Here, the lights are for all. The lights are for Christmas, a religious event. Yet I have seen very little religious displays. But a blow-up Nativity Scene here and there didn’t inspire me to take out my camera. Most of the lights are for everyone to enjoy, all religions or even non-religious can enjoy them. For me that is the spirit of the season that should fill everyone with joy.
When I was a kid, my neighbours didn’t go to the same church as we did. Therefore, they were not the same as us. We were friendly with them as kids, but nothing more. After all, WE were in the right church, all others would be heathens to shun, right?
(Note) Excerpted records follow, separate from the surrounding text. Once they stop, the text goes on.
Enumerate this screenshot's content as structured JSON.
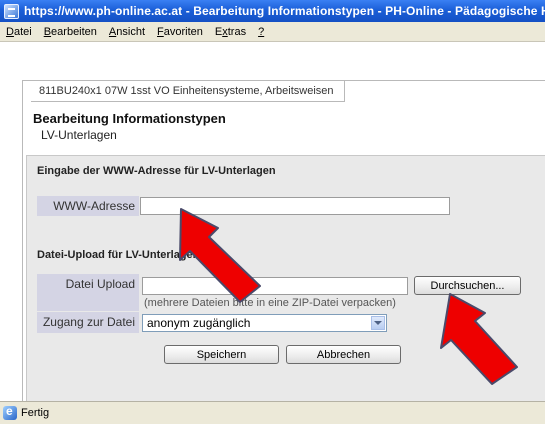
{
  "window": {
    "title": "https://www.ph-online.ac.at - Bearbeitung Informationstypen - PH-Online - Pädagogische Hochs"
  },
  "menu": {
    "items": [
      {
        "pre": "",
        "u": "D",
        "post": "atei"
      },
      {
        "pre": "",
        "u": "B",
        "post": "earbeiten"
      },
      {
        "pre": "",
        "u": "A",
        "post": "nsicht"
      },
      {
        "pre": "",
        "u": "F",
        "post": "avoriten"
      },
      {
        "pre": "E",
        "u": "x",
        "post": "tras"
      },
      {
        "pre": "",
        "u": "?",
        "post": ""
      }
    ]
  },
  "course_tab": "811BU240x1 07W 1sst VO Einheitensysteme, Arbeitsweisen",
  "page": {
    "title": "Bearbeitung Informationstypen",
    "subtitle": "LV-Unterlagen"
  },
  "form": {
    "www_section": "Eingabe der WWW-Adresse für LV-Unterlagen",
    "www_label": "WWW-Adresse",
    "www_value": "",
    "upload_section": "Datei-Upload für LV-Unterlagen",
    "upload_label": "Datei Upload",
    "upload_value": "",
    "browse_button": "Durchsuchen...",
    "upload_hint": "(mehrere Dateien bitte in eine ZIP-Datei verpacken)",
    "access_label": "Zugang zur Datei",
    "access_selected": "anonym zugänglich",
    "save_button": "Speichern",
    "cancel_button": "Abbrechen"
  },
  "status": {
    "text": "Fertig"
  },
  "colors": {
    "titlebar": "#1b5fd8",
    "label_bg": "#d4d4e4",
    "panel_bg": "#e9e9e9",
    "arrow_fill": "#ee0000",
    "arrow_stroke": "#4a4a6a"
  }
}
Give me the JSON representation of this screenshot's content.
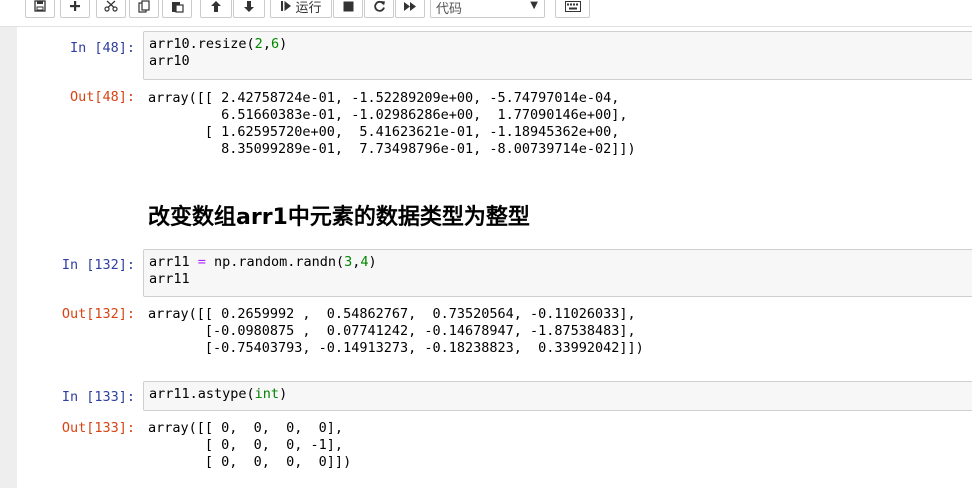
{
  "toolbar": {
    "run_label": "运行",
    "cell_type": "代码",
    "buttons": [
      {
        "name": "save-icon"
      },
      {
        "name": "add-icon"
      },
      {
        "name": "cut-icon"
      },
      {
        "name": "copy-icon"
      },
      {
        "name": "paste-icon"
      },
      {
        "name": "arrow-up-icon"
      },
      {
        "name": "arrow-down-icon"
      },
      {
        "name": "run-icon"
      },
      {
        "name": "stop-icon"
      },
      {
        "name": "restart-icon"
      },
      {
        "name": "fast-forward-icon"
      },
      {
        "name": "keyboard-icon"
      }
    ]
  },
  "cells": {
    "c48": {
      "in_prompt": "In [48]:",
      "line1": {
        "a": "arr10.resize(",
        "n1": "2",
        ",": ",",
        "n2": "6",
        ")": ")"
      },
      "line2": "arr10",
      "out_prompt": "Out[48]:",
      "output": "array([[ 2.42758724e-01, -1.52289209e+00, -5.74797014e-04,\n         6.51660383e-01, -1.02986286e+00,  1.77090146e+00],\n       [ 1.62595720e+00,  5.41623621e-01, -1.18945362e+00,\n         8.35099289e-01,  7.73498796e-01, -8.00739714e-02]])"
    },
    "heading": "改变数组arr1中元素的数据类型为整型",
    "c132": {
      "in_prompt": "In [132]:",
      "line1": {
        "a": "arr11 ",
        "op": "=",
        "b": " np.random.randn(",
        "n1": "3",
        ",": ",",
        "n2": "4",
        ")": ")"
      },
      "line2": "arr11",
      "out_prompt": "Out[132]:",
      "output": "array([[ 0.2659992 ,  0.54862767,  0.73520564, -0.11026033],\n       [-0.0980875 ,  0.07741242, -0.14678947, -1.87538483],\n       [-0.75403793, -0.14913273, -0.18238823,  0.33992042]])"
    },
    "c133": {
      "in_prompt": "In [133]:",
      "line1": {
        "a": "arr11.astype(",
        "builtin": "int",
        ")": ")"
      },
      "out_prompt": "Out[133]:",
      "output": "array([[ 0,  0,  0,  0],\n       [ 0,  0,  0, -1],\n       [ 0,  0,  0,  0]])"
    }
  }
}
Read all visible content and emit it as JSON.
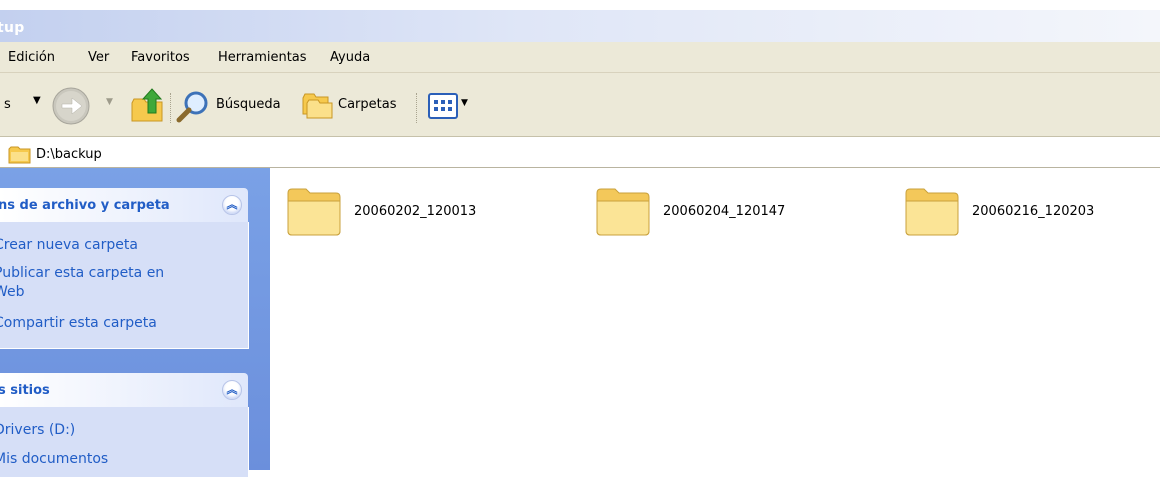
{
  "window": {
    "title": "tup"
  },
  "menu": {
    "items": [
      "Edición",
      "Ver",
      "Favoritos",
      "Herramientas",
      "Ayuda"
    ]
  },
  "toolbar": {
    "back_label": "s",
    "search_label": "Búsqueda",
    "folders_label": "Carpetas"
  },
  "address": {
    "path": "D:\\backup"
  },
  "tasks_panel": {
    "title": "ns de archivo y carpeta",
    "links": [
      "Crear nueva carpeta",
      "Publicar esta carpeta en",
      "Web",
      "Compartir esta carpeta"
    ]
  },
  "places_panel": {
    "title": "s sitios",
    "links": [
      "Drivers (D:)",
      "Mis documentos"
    ]
  },
  "folders": [
    "20060202_120013",
    "20060204_120147",
    "20060216_120203"
  ],
  "colors": {
    "link": "#215dc6",
    "pane": "#7aa1e6",
    "folder": "#f8d56a"
  }
}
That spirit had been like that for centuries, ever since Martin Luther hammered his 95 theses on the doors of a Church in Wittenberg in 1517. Luther was an outcast, yet a trained Catholic Monk. His separation from the Roman Catholic Church inspired others to do the same. Each more fervent than the previous. Separate churches became bitter rivals and were created over matters as trivial as “if the snake in Paradise had really spoken to Eve” or not. Once those things came to light in my slightly older years, doubts began to set in. Research in the matter was difficult, as every church was guarding its own position as if it were the full truth. The doubts remained.
Then came Highschool with training in “other” religions. Not in a mocking way, though. That was done in a very professional way. I am still grateful for that. It opened my eyes to what other people could believe as being “true”. I came to understand that people have their own minds, their own beliefs, or even lack thereof. Not everything is as black and white as each church wishes its members to believe.
Later, I started to travel, live in other countries and witness up close what other religions were like. In France, a Roman Catholic country for the majority, the church is still very powerful in the minds of people. If the priest says this or that, then that is the truth and has to be accepted as such. No matter what. Let me tell you one thing, that is not my way of thinking .
After “La Douce France”, I arrived in Ukraine, a country with a very different view to religion. An openly atheist culture was enforced during the Soviet era. Yet people were going back to church and practiced their Russian or Ukrainian Orthodox beliefs.
Fine with me. For me, all beliefs have their place in the world. As long as they are not force-fed into my brain by any means. And that is why these lights of the Season here in Winnipeg are so beautiful to me. They don’t force you into a belief by adding overly religious symbols everywhere. Everyone can enjoy the view of the light displays. One has only to look at a child’s eyes when they see the lights. Wonder and awe, but no religion.
Other than that Santa should be coming soon bearing gifts.